Monday, November 3, 2008

How I Managed to Resist Punching Out a Pseudointellectual on the Red Line

Okay, I know it’s my own fault, but he started it. There I was nicely settled into my seat on the Red Line on my way to a class. I was dragging along my ridiculously heavy Anglo American Cataloging Rules in my super awesome Lucha Librarian tote bag (a lovely gift from Lauren and Eli).

This guy, one of those men with mere strips of luminescent skin peeking out from endless bushy dark hair, comments on my bag to his girlfriend who was wearing a sweatshirt emblazoned with some education institution or another. He says to her “lucha librarian? Cool. You know, like Lucha Libre. That’s Mexican wrestling.” I glance over, mostly to let them know I can hear them and say “Cool, huh?”
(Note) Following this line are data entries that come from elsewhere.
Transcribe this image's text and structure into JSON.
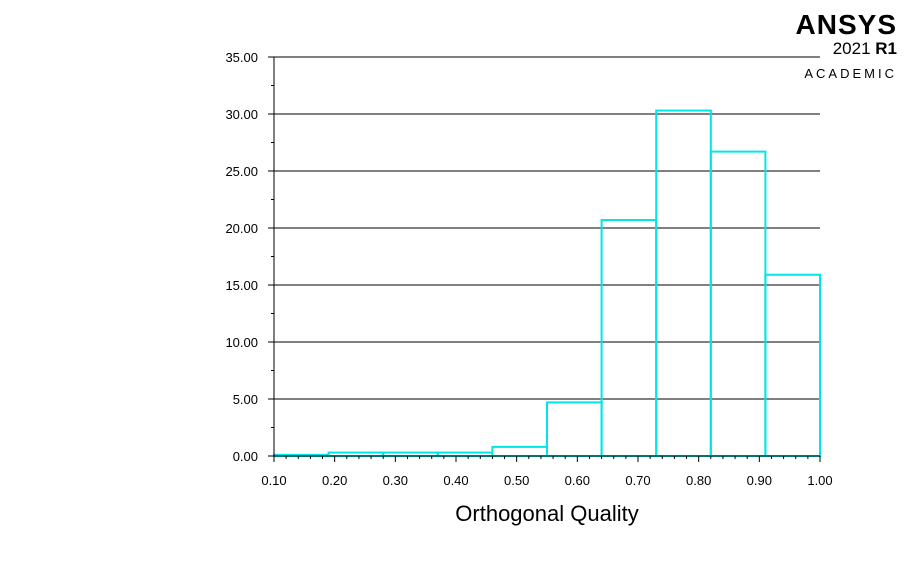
{
  "branding": {
    "name": "ANSYS",
    "version": "2021",
    "release": "R1",
    "edition": "ACADEMIC"
  },
  "chart_data": {
    "type": "bar",
    "title": "",
    "xlabel": "Orthogonal Quality",
    "ylabel": "",
    "bin_edges": [
      0.1,
      0.19,
      0.28,
      0.37,
      0.46,
      0.55,
      0.64,
      0.73,
      0.82,
      0.91,
      1.0
    ],
    "values": [
      0.1,
      0.3,
      0.3,
      0.3,
      0.8,
      4.7,
      20.7,
      30.3,
      26.7,
      15.9
    ],
    "xlim": [
      0.1,
      1.0
    ],
    "ylim": [
      0,
      35
    ],
    "xticks": [
      "0.10",
      "0.20",
      "0.30",
      "0.40",
      "0.50",
      "0.60",
      "0.70",
      "0.80",
      "0.90",
      "1.00"
    ],
    "yticks": [
      "0.00",
      "5.00",
      "10.00",
      "15.00",
      "20.00",
      "25.00",
      "30.00",
      "35.00"
    ],
    "grid": true,
    "colors": {
      "bars": "#00e5e5",
      "grid": "#000000",
      "axes": "#000000"
    }
  }
}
The girl smiles and tries to get her boyfriend to switch topics. However, he couldn’t be stopped and went on to describe a “lucha librarian” as being kinky. At this point, I began to hate this guy. Lucha libre is not kinky. They wear masks because they are superheroes, not for weirdo sexual reasons. Luchadors would be terribly offended. If only Il Santo was there to straighten him out. I decide to ignore him and try reading a book for one of my classes. It’s called A History of Reading and he clearly thought it was hilarious that someone with a librarian tote bag would be reading something about reading. Nearly as self referential as There’s a Monster at the End of This Book. Whatever, dude.

I get absorbed in my book for a little bit and come up for air in the middle of a rant about Barrack Obama and Socialism. He apparently believes that Obama is Socialist and that is a good thing because “look at Sweden or Australia.” Huh? Okay, fine. Then he nicely segues into the competition of the graduate level of education, except “not so much in school, but in work.” I can’t figure out what the hell he means by that, but his girlfriend was either rapt with attention or developed temporary deafness.

I drop into my book again and put it away just in time for a reason to truly dislike the guy. He says to his girlfriend “Do you know what pheromones are? Do you?” She murmurs a yes. He says “Oh yeah, then what are they? Huh?” She doesn’t answer so he goes on to explain that “pheromones are the scents given off by your metabolic system so that others can tell if you’re healthy or not.” Okay, pheromones are scents given off by animals (and I think occasionally plants) that illicit an involuntary response from other of the same species. My understanding is that they are usually hormonal, like dogs in heat and not particularly indicative of health, although an ill animal might not have healthy hormone levels. I think he may have been thinking of a recent study that suggested that people tend to be attracted to the scent of those who are not closely related. Anyway, I don’t really care that he was a little iffy on the definition, but that he used what he obviously felt to be his intellectual prowess to badger his girlfriend and make her feel stupid. That’s not okay.

He also kept looking at me, which makes me think he was hoping I’d acknowledge his coolness. Not until you learn how to treat other human beings, baby!


EliPunk77 said...

What a loser! God I would've totally mugged the guy. I hate people like that but I must admit I'm happy the Lucha Librarian bag is such an attention getter...

Simen said...

You know, this guy sounds eerily like that douchebag who had a temp job with us for three months... He wasn't freakishly tall, with a bad ponytail and a Norwegian accent?

But yes, I can relate. Good thin you managed to restrain yourself, I know hard that is with those guys occasionally!